Bai Qingqing aspirèrent quelques bouffées d'air. « Ça va. »
« Ne sois plus aussi obstinée à l'avenir. Tu as menacé Curtis avec ta vie. Qu'est-ce que je deviendrais si tu mourais ? » Les paroles de Parker teintées de reproche contenaient une pointe de plainte, mais il n'oublia pas de continuer à souffler sur sa blessure.
Bai Qingqing tenait An'an d'un bras, et de l'autre elle saisit la main de Parker. Elle baissa la tête et dit : « Je suis désolée. J'étais trop paniquée à ce moment-là, j'avais peur qu'en perdant ne serait-ce qu'un pas de temps, le petit serpent meure. »
Parker appuya sa tête contre son épaule et adoucit son ton. « Laisse tomber. Je te pardonne cette fois. »
Bai Qingqing fut si reconnaissante qu'elle serra encore plus fort la main de Parker.
Une grande ombre de serpent se projeta sur eux. Bai Qingqing se retourna aussitôt pour regarder, mais tira involontairement sur sa blessure au cou. La douleur lui arracha un halètement.

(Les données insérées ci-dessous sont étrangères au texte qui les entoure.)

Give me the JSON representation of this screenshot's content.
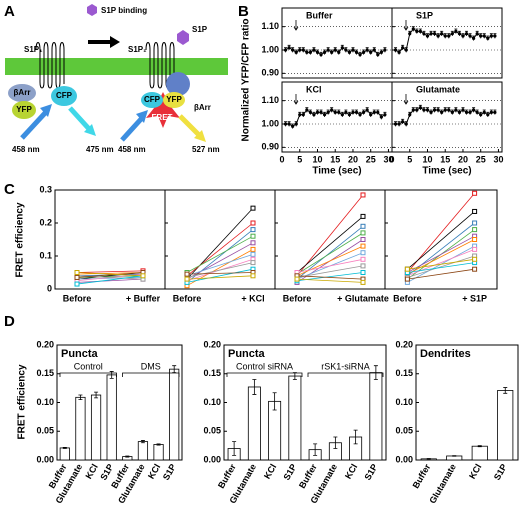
{
  "diagram": {
    "label": "A",
    "binding": "S1P binding",
    "receptor": "S1P₁",
    "ligand": "S1P",
    "arrestin": "βArr",
    "yfp": "YFP",
    "cfp": "CFP",
    "ex": "458 nm",
    "em_cfp": "475 nm",
    "fret": "FRET",
    "em_fret": "527 nm"
  },
  "chart_data": [
    {
      "type": "line",
      "panel": "B",
      "title": "Buffer",
      "ylabel": "Normalized YFP/CFP ratio",
      "color": "#000000",
      "x": [
        1,
        2,
        3,
        4,
        5,
        6,
        7,
        8,
        9,
        10,
        11,
        12,
        13,
        14,
        15,
        16,
        17,
        18,
        19,
        20,
        21,
        22,
        23,
        24,
        25,
        26,
        27,
        28,
        29
      ],
      "values": [
        1.0,
        1.01,
        1.0,
        0.99,
        1.0,
        1.0,
        0.99,
        0.99,
        1.0,
        0.99,
        0.98,
        0.99,
        1.0,
        0.99,
        1.0,
        0.99,
        1.01,
        1.0,
        0.99,
        1.0,
        0.99,
        0.98,
        0.99,
        1.0,
        0.99,
        1.0,
        0.98,
        0.99,
        1.0
      ],
      "errors": [
        0.01,
        0.01,
        0.01,
        0.01,
        0.01,
        0.01,
        0.01,
        0.01,
        0.01,
        0.01,
        0.01,
        0.01,
        0.01,
        0.01,
        0.01,
        0.01,
        0.01,
        0.01,
        0.01,
        0.01,
        0.01,
        0.01,
        0.01,
        0.01,
        0.01,
        0.01,
        0.01,
        0.01,
        0.01
      ],
      "xlim": [
        0,
        31
      ],
      "ylim": [
        0.88,
        1.18
      ],
      "yticks": [
        {
          "value": 0.9,
          "label": "0.90"
        },
        {
          "value": 1.0,
          "label": "1.00"
        },
        {
          "value": 1.1,
          "label": "1.10"
        }
      ],
      "grid": true
    },
    {
      "type": "line",
      "title": "S1P",
      "color": "#000000",
      "x": [
        1,
        2,
        3,
        4,
        5,
        6,
        7,
        8,
        9,
        10,
        11,
        12,
        13,
        14,
        15,
        16,
        17,
        18,
        19,
        20,
        21,
        22,
        23,
        24,
        25,
        26,
        27,
        28,
        29
      ],
      "values": [
        1.0,
        0.99,
        1.01,
        1.0,
        1.07,
        1.09,
        1.08,
        1.08,
        1.07,
        1.06,
        1.07,
        1.07,
        1.06,
        1.07,
        1.06,
        1.06,
        1.07,
        1.08,
        1.07,
        1.06,
        1.07,
        1.06,
        1.05,
        1.07,
        1.06,
        1.06,
        1.05,
        1.06,
        1.06
      ],
      "errors": [
        0.01,
        0.01,
        0.01,
        0.01,
        0.01,
        0.01,
        0.01,
        0.01,
        0.01,
        0.01,
        0.01,
        0.01,
        0.01,
        0.01,
        0.01,
        0.01,
        0.01,
        0.01,
        0.01,
        0.01,
        0.01,
        0.01,
        0.01,
        0.01,
        0.01,
        0.01,
        0.01,
        0.01,
        0.01
      ],
      "xlim": [
        0,
        31
      ],
      "ylim": [
        0.88,
        1.18
      ],
      "yticks": [
        0.9,
        1.0,
        1.1
      ],
      "grid": true
    },
    {
      "type": "line",
      "title": "KCl",
      "xlabel": "Time (sec)",
      "color": "#000000",
      "x": [
        1,
        2,
        3,
        4,
        5,
        6,
        7,
        8,
        9,
        10,
        11,
        12,
        13,
        14,
        15,
        16,
        17,
        18,
        19,
        20,
        21,
        22,
        23,
        24,
        25,
        26,
        27,
        28,
        29
      ],
      "values": [
        1.0,
        1.0,
        0.99,
        1.0,
        1.04,
        1.04,
        1.06,
        1.05,
        1.04,
        1.05,
        1.05,
        1.04,
        1.05,
        1.06,
        1.05,
        1.05,
        1.04,
        1.05,
        1.04,
        1.05,
        1.05,
        1.04,
        1.05,
        1.06,
        1.04,
        1.05,
        1.05,
        1.03,
        1.04
      ],
      "errors": [
        0.01,
        0.01,
        0.01,
        0.01,
        0.01,
        0.01,
        0.01,
        0.01,
        0.01,
        0.01,
        0.01,
        0.01,
        0.01,
        0.01,
        0.01,
        0.01,
        0.01,
        0.01,
        0.01,
        0.01,
        0.01,
        0.01,
        0.01,
        0.01,
        0.01,
        0.01,
        0.01,
        0.01,
        0.01
      ],
      "xlim": [
        0,
        31
      ],
      "ylim": [
        0.88,
        1.18
      ],
      "xticks": [
        0,
        5,
        10,
        15,
        20,
        25,
        30
      ],
      "yticks": [
        {
          "value": 0.9,
          "label": "0.90"
        },
        {
          "value": 1.0,
          "label": "1.00"
        },
        {
          "value": 1.1,
          "label": "1.10"
        }
      ],
      "grid": true
    },
    {
      "type": "line",
      "title": "Glutamate",
      "xlabel": "Time (sec)",
      "color": "#000000",
      "x": [
        1,
        2,
        3,
        4,
        5,
        6,
        7,
        8,
        9,
        10,
        11,
        12,
        13,
        14,
        15,
        16,
        17,
        18,
        19,
        20,
        21,
        22,
        23,
        24,
        25,
        26,
        27,
        28,
        29
      ],
      "values": [
        1.0,
        1.0,
        1.01,
        1.0,
        1.04,
        1.06,
        1.06,
        1.07,
        1.06,
        1.06,
        1.05,
        1.06,
        1.06,
        1.05,
        1.06,
        1.06,
        1.05,
        1.06,
        1.05,
        1.06,
        1.05,
        1.05,
        1.06,
        1.05,
        1.04,
        1.05,
        1.04,
        1.05,
        1.05
      ],
      "errors": [
        0.01,
        0.01,
        0.01,
        0.01,
        0.01,
        0.01,
        0.01,
        0.01,
        0.01,
        0.01,
        0.01,
        0.01,
        0.01,
        0.01,
        0.01,
        0.01,
        0.01,
        0.01,
        0.01,
        0.01,
        0.01,
        0.01,
        0.01,
        0.01,
        0.01,
        0.01,
        0.01,
        0.01,
        0.01
      ],
      "xlim": [
        0,
        31
      ],
      "ylim": [
        0.88,
        1.18
      ],
      "xticks": [
        0,
        5,
        10,
        15,
        20,
        25,
        30
      ],
      "yticks": [
        0.9,
        1.0,
        1.1
      ],
      "grid": true
    },
    {
      "type": "line",
      "panel": "C",
      "ylabel": "FRET efficiency",
      "categories": [
        "Before",
        "+ Buffer"
      ],
      "ylim": [
        0,
        0.3
      ],
      "yticks": [
        0,
        0.1,
        0.2,
        0.3
      ],
      "series": [
        {
          "color": "#000000",
          "values": [
            0.03,
            0.05
          ]
        },
        {
          "color": "#e41a1c",
          "values": [
            0.05,
            0.055
          ]
        },
        {
          "color": "#377eb8",
          "values": [
            0.04,
            0.045
          ]
        },
        {
          "color": "#4daf4a",
          "values": [
            0.035,
            0.04
          ]
        },
        {
          "color": "#984ea3",
          "values": [
            0.02,
            0.03
          ]
        },
        {
          "color": "#ff7f00",
          "values": [
            0.045,
            0.05
          ]
        },
        {
          "color": "#6fa8dc",
          "values": [
            0.03,
            0.035
          ]
        },
        {
          "color": "#f781bf",
          "values": [
            0.025,
            0.045
          ]
        },
        {
          "color": "#999999",
          "values": [
            0.04,
            0.03
          ]
        },
        {
          "color": "#00bcd4",
          "values": [
            0.015,
            0.04
          ]
        },
        {
          "color": "#8b4513",
          "values": [
            0.035,
            0.05
          ]
        },
        {
          "color": "#c9a800",
          "values": [
            0.05,
            0.04
          ]
        }
      ]
    },
    {
      "type": "line",
      "categories": [
        "Before",
        "+ KCl"
      ],
      "ylim": [
        0,
        0.3
      ],
      "yticks": [
        0,
        0.1,
        0.2,
        0.3
      ],
      "series": [
        {
          "color": "#000000",
          "values": [
            0.03,
            0.245
          ]
        },
        {
          "color": "#e41a1c",
          "values": [
            0.04,
            0.2
          ]
        },
        {
          "color": "#377eb8",
          "values": [
            0.02,
            0.18
          ]
        },
        {
          "color": "#4daf4a",
          "values": [
            0.05,
            0.16
          ]
        },
        {
          "color": "#984ea3",
          "values": [
            0.03,
            0.14
          ]
        },
        {
          "color": "#ff7f00",
          "values": [
            0.01,
            0.12
          ]
        },
        {
          "color": "#6fa8dc",
          "values": [
            0.04,
            0.105
          ]
        },
        {
          "color": "#f781bf",
          "values": [
            0.025,
            0.09
          ]
        },
        {
          "color": "#999999",
          "values": [
            0.035,
            0.08
          ]
        },
        {
          "color": "#00bcd4",
          "values": [
            0.02,
            0.06
          ]
        },
        {
          "color": "#8b4513",
          "values": [
            0.045,
            0.05
          ]
        },
        {
          "color": "#c9a800",
          "values": [
            0.03,
            0.04
          ]
        }
      ]
    },
    {
      "type": "line",
      "categories": [
        "Before",
        "+ Glutamate"
      ],
      "ylim": [
        0,
        0.3
      ],
      "yticks": [
        0,
        0.1,
        0.2,
        0.3
      ],
      "series": [
        {
          "color": "#e41a1c",
          "values": [
            0.04,
            0.285
          ]
        },
        {
          "color": "#000000",
          "values": [
            0.05,
            0.22
          ]
        },
        {
          "color": "#377eb8",
          "values": [
            0.03,
            0.19
          ]
        },
        {
          "color": "#4daf4a",
          "values": [
            0.045,
            0.17
          ]
        },
        {
          "color": "#984ea3",
          "values": [
            0.02,
            0.15
          ]
        },
        {
          "color": "#ff7f00",
          "values": [
            0.04,
            0.13
          ]
        },
        {
          "color": "#6fa8dc",
          "values": [
            0.03,
            0.11
          ]
        },
        {
          "color": "#f781bf",
          "values": [
            0.05,
            0.09
          ]
        },
        {
          "color": "#999999",
          "values": [
            0.035,
            0.07
          ]
        },
        {
          "color": "#00bcd4",
          "values": [
            0.025,
            0.05
          ]
        },
        {
          "color": "#8b4513",
          "values": [
            0.04,
            0.03
          ]
        },
        {
          "color": "#c9a800",
          "values": [
            0.03,
            0.02
          ]
        }
      ]
    },
    {
      "type": "line",
      "categories": [
        "Before",
        "+ S1P"
      ],
      "ylim": [
        0,
        0.3
      ],
      "yticks": [
        0,
        0.1,
        0.2,
        0.3
      ],
      "series": [
        {
          "color": "#e41a1c",
          "values": [
            0.05,
            0.29
          ]
        },
        {
          "color": "#000000",
          "values": [
            0.06,
            0.235
          ]
        },
        {
          "color": "#377eb8",
          "values": [
            0.04,
            0.2
          ]
        },
        {
          "color": "#4daf4a",
          "values": [
            0.03,
            0.18
          ]
        },
        {
          "color": "#984ea3",
          "values": [
            0.05,
            0.16
          ]
        },
        {
          "color": "#ff7f00",
          "values": [
            0.045,
            0.15
          ]
        },
        {
          "color": "#6fa8dc",
          "values": [
            0.02,
            0.13
          ]
        },
        {
          "color": "#f781bf",
          "values": [
            0.04,
            0.12
          ]
        },
        {
          "color": "#999999",
          "values": [
            0.035,
            0.1
          ]
        },
        {
          "color": "#00bcd4",
          "values": [
            0.05,
            0.08
          ]
        },
        {
          "color": "#8b4513",
          "values": [
            0.03,
            0.06
          ]
        },
        {
          "color": "#c9a800",
          "values": [
            0.06,
            0.09
          ]
        }
      ]
    },
    {
      "type": "bar",
      "panel": "D",
      "title": "Puncta",
      "ylabel": "FRET efficiency",
      "groups": [
        "Control",
        "DMS"
      ],
      "categories": [
        "Buffer",
        "Glutamate",
        "KCl",
        "S1P",
        "Buffer",
        "Glutamate",
        "KCl",
        "S1P"
      ],
      "values": [
        0.021,
        0.109,
        0.113,
        0.148,
        0.006,
        0.032,
        0.027,
        0.158
      ],
      "errors": [
        0.001,
        0.004,
        0.005,
        0.006,
        0.001,
        0.002,
        0.001,
        0.006
      ],
      "ylim": [
        0,
        0.2
      ],
      "yticks": [
        {
          "value": 0,
          "label": "0.00"
        },
        {
          "value": 0.05,
          "label": "0.05"
        },
        {
          "value": 0.1,
          "label": "0.10"
        },
        {
          "value": 0.15,
          "label": "0.15"
        },
        {
          "value": 0.2,
          "label": "0.20"
        }
      ]
    },
    {
      "type": "bar",
      "title": "Puncta",
      "groups": [
        "Control siRNA",
        "rSK1-siRNA"
      ],
      "categories": [
        "Buffer",
        "Glutamate",
        "KCl",
        "S1P",
        "Buffer",
        "Glutamate",
        "KCl",
        "S1P"
      ],
      "values": [
        0.02,
        0.127,
        0.102,
        0.146,
        0.018,
        0.03,
        0.04,
        0.152
      ],
      "errors": [
        0.012,
        0.013,
        0.015,
        0.006,
        0.01,
        0.01,
        0.012,
        0.012
      ],
      "ylim": [
        0,
        0.2
      ],
      "yticks": [
        {
          "value": 0,
          "label": "0.00"
        },
        {
          "value": 0.05,
          "label": "0.05"
        },
        {
          "value": 0.1,
          "label": "0.10"
        },
        {
          "value": 0.15,
          "label": "0.15"
        },
        {
          "value": 0.2,
          "label": "0.20"
        }
      ]
    },
    {
      "type": "bar",
      "title": "Dendrites",
      "categories": [
        "Buffer",
        "Glutamate",
        "KCl",
        "S1P"
      ],
      "values": [
        0.002,
        0.007,
        0.024,
        0.121
      ],
      "errors": [
        0.0005,
        0.0005,
        0.001,
        0.005
      ],
      "ylim": [
        0,
        0.2
      ],
      "yticks": [
        {
          "value": 0,
          "label": "0.00"
        },
        {
          "value": 0.05,
          "label": "0.05"
        },
        {
          "value": 0.1,
          "label": "0.10"
        },
        {
          "value": 0.15,
          "label": "0.15"
        },
        {
          "value": 0.2,
          "label": "0.20"
        }
      ]
    }
  ]
}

Curtis se transforma instinctivement en forme humaine, s'avança et voulut examiner sa blessure.
Pendant le temps qu'il mit à se transformer, Parker devança pour vérifier la blessure de Bai Qingqing. Curtis s'immobilisa, se tenant sur le côté en dégageant un air glacial.
Parker écarta le cataplasme et vit qu'un peu de sang s'écoulait de nouveau de la blessure de Bai Qingqing.
« Ça saigne à nouveau. » La voix de Parker sonnait anxieuse.
Cette blessure aurait déjà formé une croûte si c'était un mâle. Pourtant, la blessure de Bai Qingqing semblait fraîchement faite, et son cœur se serra.
Bai Qingqing dit : « C'est normal. Je ne suis pas un mâle, donc il est normal que mes blessures guérissent lentement. »
Parker dit : « J'aimerais vraiment pouvoir transférer ta blessure sur moi. »
Les lèvres de Bai Qingqing s'étirèrent en un sourire, et elle dit d'une voix douce : « Merci. »
L'air glacial venant de Curtis devint encore plus intense. Il leur lança un regard, puis dit froidement : « Allez vite au rivage. »
« Oh. » Bai Qingqing confia An'an à Parker tout en marchant vers le côté de Curtis, en maintenant le cataplasme en place.
Curtis prit les devants et se dirigea vers la maison en bois où Bai Qingqing s'était réveillée.
C'était une maison nouvellement construite, et manifestement préparée pour le petit serpent. Elle n'était imprégnée de l'odeur d'aucun peuple-marin, et c'était donc le premier choix pour Parker et Curtis, qui étaient difficiles sur l'odeur des étrangers.
Bai Qingqing leva les yeux vers le ciel et dit d'un ton soumis : « Rentrons vite à la maison. Les léopardons doivent avoir peur avec personne à la maison. Ils n'ont pas dû manger encore. Ça ne va pas, il faut rentrer vite ! »
Plus Bai Qingqing parlait, plus elle devenait anxieuse.
Parker était à la fois en colère et amusé. « Comment veux-tu rentrer comme ça ? On se reposera ici pour la nuit d'abord. Les léopardons ont déjà deux ans. Inutile de s'inquiéter pour eux. »
Bai Qingqing restait inquiète. Elle ne cessait de les imaginer cherchant leurs parents dans le village, affamés. Peut-être que quelqu'un leur donnerait à manger.
Cependant, comme les léopardons croyaient avoir été abandonnés, ils n'avaient pas d'appétit même si la nourriture était placée devant eux.